June 23, 2020

Perception is Reality. But Whose Reality?

Tuesdays With Coleman

You’ve heard the saying, “Perception is reality.” Taken at face value, it’s not accurate. Perception can become a person’s reality.  Explained by Dr. Jim Taylor in Psychology Today, “Perception has a potent influence on how we look at reality.” Taken one step further, “Our perceptions influence how we focus on, process, remember, interpret, understand, synthesize, decide about, and act on reality.”

So, we know perceptions are important. But what happens when your perceptions are not the same as those of your consumer? You make decisions–important, impactful decisions–that influence the strategic direction of your brand based on your perceptions and not the perceptions of the people that really matter.

There’s a legendary Silicon Valley story from the first dot-com boom of the late 90s. In its telling, in 1997 when Yahoo! and Excite ruled the search engine roost, Larry Page and Sergey Brin met with the leaders of Excite to show them the potential of their new search engine. As the story goes, Page and Brin demonstrated their new product by typing in the word “Internet.” While Excite’s search was filled with non-relevant pages with the word “internet” stuffed into them, the other search included webpages that explained how to use browsers. According to the tale, Excite CEO George Bell saw the other results as too good. If users found results that quickly, they wouldn’t spend as much time on the Excite interface.

Excite was given the opportunity to purchase Google for one million dollars and turned it down.

Excite turned down the chance to buy Google from co-founders Larry Page and Sergey Brin for one million dollars in 1997.

Here’s the important part to remember. Excite didn’t turn down Google because Google had an inferior product. Excite turned down Google because of their perception that it wouldn’t benefit their business.

Remember Ask Jeeves?

In 2005, InterActiveCorp bought Ask Jeeves for $1.85 billion.

Ask Jeeves was all about perception. It had a great name that easily explained the function. It had a butler for a mascot. You could tell your friends, “I asked Jeeves about bikes and it recommended the best one for me!”

In theory that last part was true, except for the fact that Jeeves was great for a marketing campaign but not great for search results. Today, the relabeled Ask.com has only 2% of the search market and you likely tell your friends you Googled that bike and got some pretty outstanding recommendations.

Ask Jeeves was purchased for $1.85 billion in 2005. Its branding was stronger than its functionality.

Excite turned down Google at a ridiculously cheap price and InterActiveCorp bought Ask Jeeves at an overly inflated price not due to functionality, but rather because of their perceptions.

These two examples additionally validate the importance of which quadrant your brand occupies in the Coleman Insights Brand-Content MatrixSM.

In 1997, Google (which, up to the point of the Excite meeting had been known as BackRub) had great content but a weak (unknown and undeveloped) brand. Therefore, it was undervalued. In 2005, Ask Jeeves had a strong brand so it was overvalued. But because it had poor content, Ask Jeeves fizzled quickly while a company that spent a decade building a strong brand and developing great content (wonder who that could be?) dominated the market.

Brand Content Matrix

Brands should aim to be in the upper right quadrant of the Brand-Content Matrix.

Now, put this into practice with your own brands. You may think you know what your consumers really think of your brand, and you may be correct about some of those perceptions. But there are two important things to consider. First, no matter how brilliant a strategist you may be, everyone falls into the Inside Thinking trap. Because you are too close to your brand, it is very difficult to view it from the perspective of your consumer. Second, can you think of a time in recent memory (or perhaps, ever) in which consumer behavior has changed so rapidly over the course of a few months? The altering of behavior that we have experienced recently has surely impacted your brand in ways both expected and unexpected.

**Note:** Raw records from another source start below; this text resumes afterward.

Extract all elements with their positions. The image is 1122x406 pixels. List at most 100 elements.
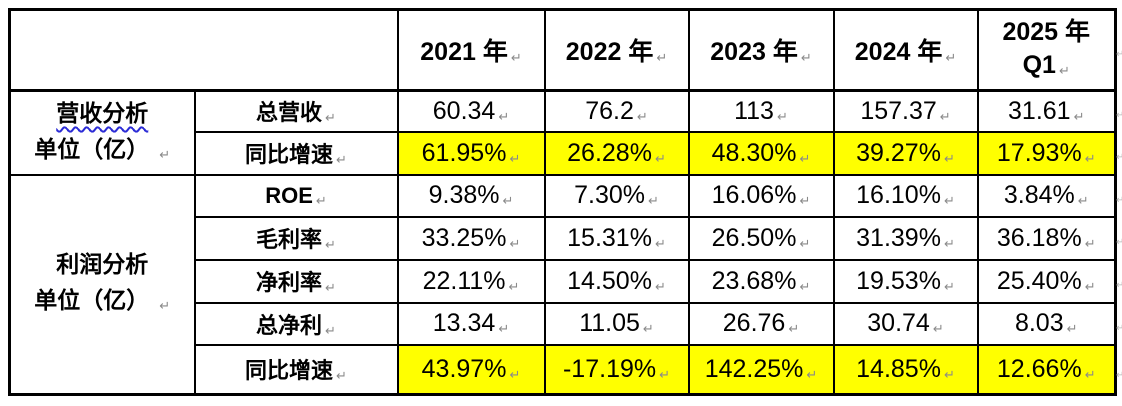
table-header-row: 2021 年 ↵ 2022 年 ↵ 2023 年 ↵ 2024 年 ↵ 2025 年 Q… bbox=[8, 8, 1117, 92]
metric-label: 净利率 bbox=[256, 270, 323, 295]
year-label: 2025 年 bbox=[1002, 17, 1091, 46]
value-cell-highlighted: 142.25% ↵ bbox=[687, 343, 835, 396]
paragraph-mark-icon: ↵ bbox=[799, 235, 811, 251]
paragraph-mark-icon: ↵ bbox=[943, 366, 955, 382]
paragraph-mark-icon: ↵ bbox=[943, 278, 955, 294]
table-row: 净利率 ↵ 22.11% ↵ 14.50% ↵ 23.68% ↵ 19.53% ↵ 25.… bbox=[10, 258, 1117, 304]
metric-label: ROE bbox=[265, 182, 313, 208]
value-text: 7.30% bbox=[574, 181, 645, 209]
value-cell: 157.37 ↵ bbox=[832, 89, 979, 133]
metric-label: 总营收 bbox=[256, 100, 323, 126]
group-label-profit: 利润分析 bbox=[56, 251, 149, 278]
value-cell: 113 ↵ bbox=[687, 89, 835, 133]
year-label: 2023 年 bbox=[710, 38, 798, 66]
metric-cell-roe: ROE ↵ bbox=[193, 173, 399, 218]
value-cell: 25.40% ↵ bbox=[976, 258, 1117, 304]
value-text: 19.53% bbox=[856, 266, 941, 295]
paragraph-mark-icon: ↵ bbox=[315, 192, 327, 208]
row-end-mark-icon: ↵ bbox=[1116, 323, 1122, 334]
row-end-mark-icon: ↵ bbox=[1116, 110, 1122, 121]
paragraph-mark-icon: ↵ bbox=[799, 193, 811, 208]
table-row: 毛利率 ↵ 33.25% ↵ 15.31% ↵ 26.50% ↵ 31.39% ↵ 36.… bbox=[10, 215, 1117, 261]
value-text: 43.97% bbox=[421, 354, 507, 383]
table-row: 营收分析 单位（亿） ↵ 总营收 ↵ 60.34 ↵ 76.2 ↵ 113 ↵ 157.3… bbox=[8, 89, 1117, 176]
paragraph-mark-icon: ↵ bbox=[509, 366, 521, 382]
paragraph-mark-icon: ↵ bbox=[1084, 278, 1096, 294]
value-text: 30.74 bbox=[867, 309, 930, 337]
value-cell: 7.30% ↵ bbox=[543, 173, 690, 218]
value-text: -17.19% bbox=[562, 354, 657, 383]
header-cell-2021: 2021 年 ↵ bbox=[396, 8, 546, 92]
value-cell: 3.84% ↵ bbox=[976, 173, 1117, 218]
value-text: 8.03 bbox=[1014, 309, 1064, 337]
table-row: 利润分析 单位（亿） ↵ ROE ↵ 9.38% ↵ 7.30% ↵ 16.06% ↵ 1… bbox=[8, 173, 1117, 396]
header-blank-cell bbox=[8, 8, 399, 92]
header-cell-2025q1: 2025 年 Q1 ↵ bbox=[976, 8, 1117, 92]
table-row: 总净利 ↵ 13.34 ↵ 11.05 ↵ 26.76 ↵ 30.74 ↵ 8.03 ↵ bbox=[10, 301, 1117, 346]
group-cell-revenue: 营收分析 单位（亿） ↵ bbox=[8, 89, 196, 176]
metric-cell-revenue-yoy: 同比增速 ↵ bbox=[193, 130, 399, 176]
paragraph-mark-icon: ↵ bbox=[1066, 321, 1078, 336]
value-cell: 15.31% ↵ bbox=[543, 215, 690, 261]
paragraph-mark-icon: ↵ bbox=[1084, 366, 1096, 382]
paragraph-mark-icon: ↵ bbox=[799, 150, 811, 166]
value-text: 157.37 bbox=[860, 96, 937, 125]
paragraph-mark-icon: ↵ bbox=[943, 150, 955, 166]
value-text: 11.05 bbox=[579, 309, 640, 337]
value-text: 17.93% bbox=[996, 138, 1082, 167]
value-text: 3.84% bbox=[1003, 181, 1075, 209]
paragraph-mark-icon: ↵ bbox=[656, 50, 668, 65]
value-cell-highlighted: 43.97% ↵ bbox=[396, 343, 546, 396]
value-text: 22.11% bbox=[422, 266, 506, 295]
value-cell: 16.10% ↵ bbox=[832, 173, 979, 218]
value-cell: 19.53% ↵ bbox=[832, 258, 979, 304]
document-page: 2021 年 ↵ 2022 年 ↵ 2023 年 ↵ 2024 年 ↵ 2025 年 Q… bbox=[0, 8, 1122, 406]
value-text: 113 bbox=[734, 96, 774, 125]
value-cell-highlighted: 39.27% ↵ bbox=[832, 130, 979, 176]
value-cell: 16.06% ↵ bbox=[687, 173, 835, 218]
value-cell: 9.38% ↵ bbox=[396, 173, 546, 218]
table-row: 同比增速 ↵ 43.97% ↵ -17.19% ↵ 142.25% ↵ 14.85% ↵ … bbox=[10, 343, 1117, 396]
paragraph-mark-icon: ↵ bbox=[498, 108, 510, 124]
year-label: 2021 年 bbox=[420, 38, 508, 66]
metric-label: 毛利率 bbox=[256, 227, 323, 252]
paragraph-mark-icon: ↵ bbox=[654, 278, 666, 294]
value-cell: 22.11% ↵ bbox=[396, 258, 546, 304]
paragraph-mark-icon: ↵ bbox=[502, 193, 514, 208]
metric-cell-profit-yoy: 同比增速 ↵ bbox=[193, 343, 399, 396]
header-cell-2022: 2022 年 ↵ bbox=[543, 8, 690, 92]
value-text: 60.34 bbox=[432, 96, 496, 125]
value-cell-highlighted: 14.85% ↵ bbox=[832, 343, 979, 396]
paragraph-mark-icon: ↵ bbox=[336, 152, 347, 167]
paragraph-mark-icon: ↵ bbox=[509, 235, 521, 251]
metric-label: 同比增速 bbox=[245, 358, 334, 384]
paragraph-mark-icon: ↵ bbox=[159, 146, 171, 162]
value-cell: 23.68% ↵ bbox=[687, 258, 835, 304]
year-label: 2022 年 bbox=[565, 38, 654, 66]
value-text: 31.39% bbox=[856, 223, 941, 252]
paragraph-mark-icon: ↵ bbox=[943, 193, 955, 208]
paragraph-mark-icon: ↵ bbox=[800, 50, 812, 65]
value-cell: 36.18% ↵ bbox=[976, 215, 1117, 261]
value-text: 12.66% bbox=[996, 354, 1082, 383]
value-text: 15.31% bbox=[567, 223, 652, 252]
value-text: 16.10% bbox=[856, 181, 941, 209]
row-end-mark-icon: ↵ bbox=[1116, 195, 1122, 206]
value-cell-highlighted: 17.93% ↵ bbox=[976, 130, 1117, 176]
value-cell: 60.34 ↵ bbox=[396, 89, 546, 133]
paragraph-mark-icon: ↵ bbox=[1084, 150, 1096, 166]
paragraph-mark-icon: ↵ bbox=[1073, 108, 1085, 124]
paragraph-mark-icon: ↵ bbox=[806, 366, 818, 382]
paragraph-mark-icon: ↵ bbox=[498, 321, 510, 336]
metric-cell-net-margin: 净利率 ↵ bbox=[193, 258, 399, 304]
value-text: 76.2 bbox=[585, 96, 634, 125]
value-text: 33.25% bbox=[421, 223, 507, 252]
paragraph-mark-icon: ↵ bbox=[636, 108, 648, 124]
metric-label: 总净利 bbox=[256, 312, 323, 338]
paragraph-mark-icon: ↵ bbox=[659, 366, 671, 382]
year-label: 2024 年 bbox=[854, 38, 943, 66]
value-cell: 31.61 ↵ bbox=[976, 89, 1117, 133]
row-end-mark-icon: ↵ bbox=[1116, 49, 1122, 60]
value-text: 61.95% bbox=[421, 138, 507, 167]
value-text: 25.40% bbox=[996, 266, 1082, 295]
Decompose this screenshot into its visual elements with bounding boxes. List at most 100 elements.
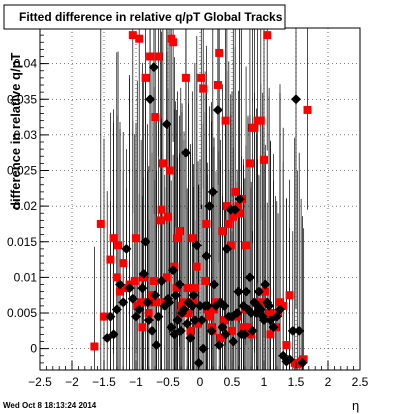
data-point-square	[199, 84, 208, 93]
x-tick-label: −1	[129, 375, 143, 389]
data-point-square	[222, 202, 231, 211]
x-tick-label: 2.5	[352, 375, 369, 389]
data-point-diamond	[156, 275, 167, 286]
data-point-square	[144, 309, 153, 317]
data-point-square	[138, 323, 147, 332]
data-point-diamond	[246, 308, 257, 318]
data-point-square	[256, 116, 265, 125]
data-point-diamond	[147, 325, 157, 336]
data-point-square	[303, 105, 312, 114]
data-point-square	[186, 326, 195, 335]
data-point-square	[183, 284, 192, 293]
data-point-diamond	[111, 304, 122, 315]
data-point-square	[216, 333, 225, 342]
data-point-diamond	[108, 329, 119, 340]
data-point-diamond	[148, 62, 159, 73]
x-tick-label: 2	[325, 375, 332, 389]
data-point-square	[201, 276, 210, 285]
data-point-square	[282, 341, 291, 350]
data-point-square	[106, 255, 115, 264]
data-point-diamond	[294, 325, 305, 336]
y-tick-label: 0.03	[14, 128, 38, 142]
data-point-square	[132, 234, 140, 243]
data-point-diamond	[259, 315, 269, 326]
data-point-diamond	[131, 311, 141, 322]
x-tick-label: −2	[65, 375, 79, 389]
x-tick-label: 0	[197, 375, 204, 389]
x-tick-label: −0.5	[156, 375, 180, 389]
data-point-square	[154, 52, 163, 61]
x-tick-label: 0.5	[224, 375, 241, 389]
data-point-square	[156, 216, 165, 225]
y-tick-label: 0.035	[7, 92, 37, 106]
y-tick-label: 0.04	[14, 57, 38, 71]
data-point-square	[100, 312, 108, 321]
data-point-diamond	[264, 300, 275, 311]
data-point-diamond	[247, 325, 258, 336]
data-point-diamond	[233, 286, 244, 297]
data-point-diamond	[115, 279, 125, 290]
data-point-diamond	[182, 318, 193, 329]
data-point-square	[213, 81, 222, 89]
data-point-diamond	[185, 332, 196, 343]
data-point-diamond	[188, 290, 199, 301]
data-point-square	[152, 298, 161, 307]
data-point-square	[169, 38, 178, 47]
data-point-square	[149, 276, 158, 285]
data-point-square	[226, 241, 235, 250]
data-point-square	[221, 116, 230, 125]
data-point-diamond	[291, 94, 301, 105]
data-point-square	[188, 234, 197, 243]
data-point-square	[141, 73, 150, 82]
data-point-diamond	[150, 290, 161, 301]
data-point-diamond	[151, 340, 162, 351]
axis-ticks: −2.5 −2 −1.5 −1 −0.5 0 0.5 1 1.5 2 2.5 0 0.005 0.01 0.…	[7, 34, 369, 389]
data-point-diamond	[204, 201, 215, 212]
data-point-square	[224, 219, 233, 228]
data-point-square	[263, 31, 272, 40]
data-point-diamond	[196, 315, 207, 326]
data-point-diamond	[198, 343, 209, 354]
data-point-diamond	[105, 311, 116, 322]
data-point-diamond	[234, 194, 245, 204]
data-point-square	[205, 312, 214, 321]
data-point-diamond	[284, 354, 295, 365]
data-point-square	[250, 123, 259, 132]
data-point-diamond	[255, 304, 266, 315]
y-tick-label: 0.01	[14, 270, 38, 284]
data-point-square	[114, 241, 123, 250]
y-axis-label: difference in relative q/pT	[8, 52, 23, 210]
y-tick-label: 0.015	[7, 235, 37, 249]
x-tick-label: 1	[261, 375, 268, 389]
data-point-square	[261, 287, 270, 296]
data-point-square	[231, 187, 240, 196]
data-point-diamond	[175, 325, 186, 336]
data-point-diamond	[268, 322, 279, 333]
data-point-diamond	[217, 322, 228, 333]
data-point-diamond	[140, 236, 151, 247]
data-point-diamond	[201, 251, 212, 261]
data-point-square	[96, 219, 105, 228]
data-point-diamond	[191, 240, 202, 251]
data-point-diamond	[174, 279, 185, 290]
y-tick-label: 0.025	[7, 164, 37, 178]
data-point-diamond	[170, 290, 181, 301]
data-point-square	[192, 262, 201, 271]
data-point-diamond	[143, 315, 154, 326]
data-point-square	[235, 209, 244, 218]
data-point-diamond	[187, 300, 198, 311]
data-point-diamond	[124, 283, 135, 294]
data-point-square	[175, 227, 184, 236]
data-point-square	[210, 305, 219, 314]
data-point-diamond	[153, 311, 164, 322]
data-point-square	[172, 284, 181, 293]
y-tick-label: 0.02	[14, 199, 38, 213]
data-point-square	[239, 323, 248, 332]
data-point-square	[190, 284, 199, 293]
data-point-square	[244, 323, 252, 332]
title-box	[3, 4, 286, 30]
data-point-diamond	[241, 286, 252, 297]
data-point-diamond	[118, 297, 129, 308]
data-point-square	[234, 202, 243, 211]
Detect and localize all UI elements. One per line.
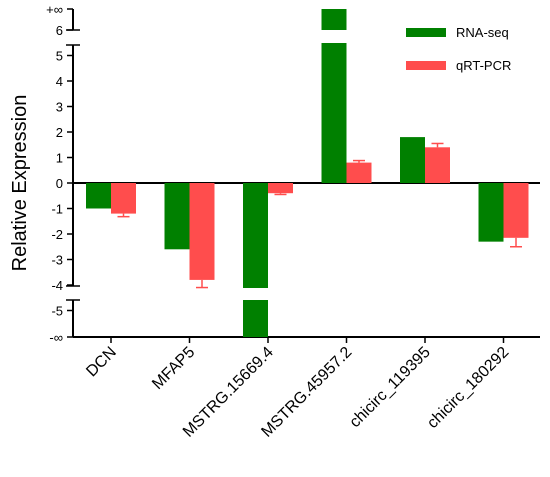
legend-swatch — [406, 61, 446, 70]
y-tick-label: 1 — [56, 151, 63, 166]
bar — [111, 183, 136, 214]
bar — [189, 183, 215, 280]
bar — [346, 162, 372, 183]
x-tick-label: DCN — [83, 344, 120, 381]
y-tick-label: -4 — [51, 278, 63, 293]
bar — [243, 300, 268, 337]
x-tick-label: MFAP5 — [149, 344, 198, 393]
y-tick-label: 3 — [56, 100, 63, 115]
y-tick-label: -5 — [51, 304, 63, 319]
y-tick-label: 2 — [56, 125, 63, 140]
y-tick-label: -1 — [51, 202, 63, 217]
bar — [425, 147, 450, 183]
y-tick-label-plus-infinity: +∞ — [46, 2, 63, 17]
bar — [243, 183, 268, 288]
bar — [164, 183, 190, 250]
y-axis-label: Relative Expression — [9, 95, 31, 272]
y-tick-label: 0 — [56, 176, 63, 191]
x-tick-label: chicirc_119395 — [347, 344, 434, 431]
legend-label: RNA-seq — [456, 25, 509, 40]
bar — [321, 9, 347, 30]
bar — [268, 183, 293, 194]
y-tick-label: 4 — [56, 74, 63, 89]
y-tick-label: -2 — [51, 227, 63, 242]
bar — [86, 183, 111, 209]
legend-label: qRT-PCR — [456, 58, 511, 73]
y-tick-label: 5 — [56, 49, 63, 64]
bar — [321, 43, 347, 183]
y-tick-label: -3 — [51, 253, 63, 268]
bar — [503, 183, 529, 238]
legend-swatch — [406, 28, 446, 37]
bar — [478, 183, 504, 242]
y-tick-label: 6 — [56, 23, 63, 38]
bar — [400, 137, 425, 183]
x-tick-label: chicirc_180292 — [424, 344, 512, 432]
y-tick-label-minus-infinity: -∞ — [49, 330, 63, 345]
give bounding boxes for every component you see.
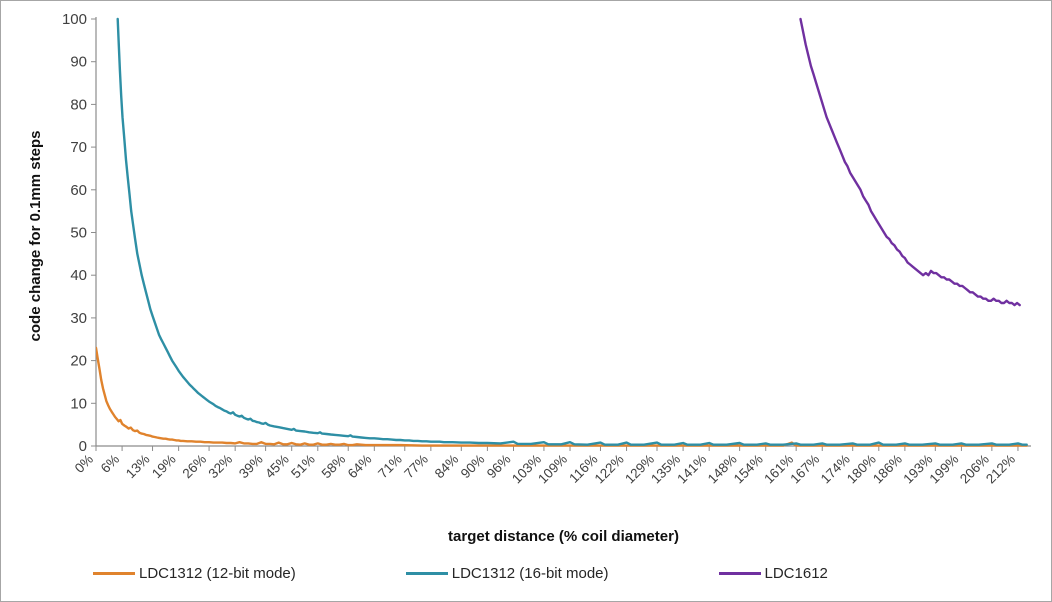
svg-text:6%: 6%	[98, 452, 122, 476]
svg-text:58%: 58%	[319, 452, 349, 482]
legend-label-ldc1612: LDC1612	[764, 565, 828, 582]
legend-swatch-ldc1312-16bit-icon	[405, 572, 448, 575]
svg-text:64%: 64%	[345, 452, 375, 482]
svg-text:10: 10	[70, 395, 87, 412]
svg-text:32%: 32%	[206, 452, 236, 482]
svg-text:141%: 141%	[674, 452, 709, 487]
svg-text:109%: 109%	[535, 452, 570, 487]
svg-text:30: 30	[70, 310, 87, 327]
svg-text:45%: 45%	[262, 452, 292, 482]
svg-text:90: 90	[70, 54, 87, 71]
y-axis-title: code change for 0.1mm steps	[27, 130, 44, 342]
svg-text:84%: 84%	[432, 452, 462, 482]
svg-text:193%: 193%	[900, 452, 935, 487]
svg-text:0%: 0%	[72, 452, 96, 476]
svg-text:80: 80	[70, 96, 87, 113]
svg-text:60: 60	[70, 182, 87, 199]
legend-item-ldc1312-12bit: LDC1312 (12-bit mode)	[93, 565, 296, 582]
svg-text:135%: 135%	[648, 452, 683, 487]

A “wait and see” attitude is not unusual and completely understandable during times of turbulence and economic uncertainty. But we hearken back to Taylor’s quote on perception–“Our perceptions influence how we focus on, process, remember, interpret, understand, synthesize, decide about, and act on reality.” How can your brand align itself with how it is perceived? One way is by conducting perceptual research. We can surmise that brands that invest in perceptual research, particularly during a time when perceptions may be actively changing more rapidly than normal, will have the upper hand versus brands that do not.